In the context of algorithmic fairness, sensitive attributes are those that may indicate membership in a protected group, which should not influence decisions or outcomes. These attributes often pertain to personal characteristics such as gender, race, age, religion, disability status, or other characteristics protected under anti-discrimination laws. In the provided event log attributes, the following can be considered sensitive attributes for fairness concerns:

1. **case:citizen** - Indicates whether the applicant is a citizen or not. This can be a sensitive attribute if citizenship status is not relevant to the outcome in the process being analyzed, such as a loan application process.

2. **case:gender** - Indicates the gender of the case. Gender should not influence the outcome in many processes and is typically considered a sensitive attribute in fairness discussions.

3. **case:german speaking** - Indicates whether the applicant speaks German. This can be a sensitive attribute, as language should not be a discriminatory factor in many processes.

For the fairness analysis in the loan application process, these attributes should not influence the outcome, such as loan approval or denial. However, if biases or discrimination exist in the process based on these attributes, it could result in unfair treatment of certain groups. For instance, if loan approval rates vary significantly based on citizenship, gender, or language, this could indicate unfairness in the process.

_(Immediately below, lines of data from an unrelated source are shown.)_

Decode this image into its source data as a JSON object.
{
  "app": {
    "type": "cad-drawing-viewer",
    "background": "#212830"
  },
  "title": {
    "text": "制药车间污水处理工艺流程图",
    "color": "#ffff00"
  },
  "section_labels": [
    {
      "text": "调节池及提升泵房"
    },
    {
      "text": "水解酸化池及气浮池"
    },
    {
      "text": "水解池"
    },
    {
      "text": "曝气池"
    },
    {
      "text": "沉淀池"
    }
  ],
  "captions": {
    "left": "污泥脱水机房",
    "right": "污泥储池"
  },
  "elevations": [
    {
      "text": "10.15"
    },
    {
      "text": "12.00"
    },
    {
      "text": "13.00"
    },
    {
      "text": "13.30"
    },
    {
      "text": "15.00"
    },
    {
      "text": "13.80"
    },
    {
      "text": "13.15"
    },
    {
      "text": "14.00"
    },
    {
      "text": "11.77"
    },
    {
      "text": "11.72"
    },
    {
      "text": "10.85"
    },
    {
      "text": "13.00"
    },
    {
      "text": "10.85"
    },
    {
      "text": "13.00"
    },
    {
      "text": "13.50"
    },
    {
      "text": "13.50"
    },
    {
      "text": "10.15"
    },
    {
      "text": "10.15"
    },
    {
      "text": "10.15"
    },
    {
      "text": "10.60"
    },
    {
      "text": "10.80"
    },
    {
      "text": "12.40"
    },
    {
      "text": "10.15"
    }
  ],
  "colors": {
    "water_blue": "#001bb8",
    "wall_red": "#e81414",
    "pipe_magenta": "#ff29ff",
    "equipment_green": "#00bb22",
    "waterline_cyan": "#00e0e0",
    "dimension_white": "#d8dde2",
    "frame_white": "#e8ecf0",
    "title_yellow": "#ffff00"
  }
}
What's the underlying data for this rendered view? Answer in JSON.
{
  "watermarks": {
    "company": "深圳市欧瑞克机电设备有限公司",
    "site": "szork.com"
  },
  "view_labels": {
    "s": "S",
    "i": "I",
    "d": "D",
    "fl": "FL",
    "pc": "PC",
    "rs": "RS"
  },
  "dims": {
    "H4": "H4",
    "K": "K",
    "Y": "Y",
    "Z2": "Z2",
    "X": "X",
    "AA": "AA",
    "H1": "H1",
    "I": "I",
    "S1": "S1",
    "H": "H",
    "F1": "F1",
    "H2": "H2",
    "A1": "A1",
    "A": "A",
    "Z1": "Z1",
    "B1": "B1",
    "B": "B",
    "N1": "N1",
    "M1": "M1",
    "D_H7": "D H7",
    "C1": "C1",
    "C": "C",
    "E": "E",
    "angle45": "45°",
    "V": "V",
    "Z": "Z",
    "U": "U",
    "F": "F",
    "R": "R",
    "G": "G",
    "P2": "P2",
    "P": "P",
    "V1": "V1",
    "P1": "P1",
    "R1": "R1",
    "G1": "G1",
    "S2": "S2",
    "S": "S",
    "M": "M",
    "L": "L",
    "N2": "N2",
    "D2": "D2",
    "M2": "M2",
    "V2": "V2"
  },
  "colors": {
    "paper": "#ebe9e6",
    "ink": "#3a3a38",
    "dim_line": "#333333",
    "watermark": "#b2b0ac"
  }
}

To assess fairness, one would analyze the correlation between these sensitive attributes and outcomes such as loan approval, as well as the performance metrics for different demographic groups. Disparities in outcome frequencies or performance metrics (e.g., higher loan denial rates for non-citizens, non-German speakers, or one gender) could indicate potential biases or discriminatory practices. Analyzing such disparities can help in identifying and mitigating bias in automated decision-making processes.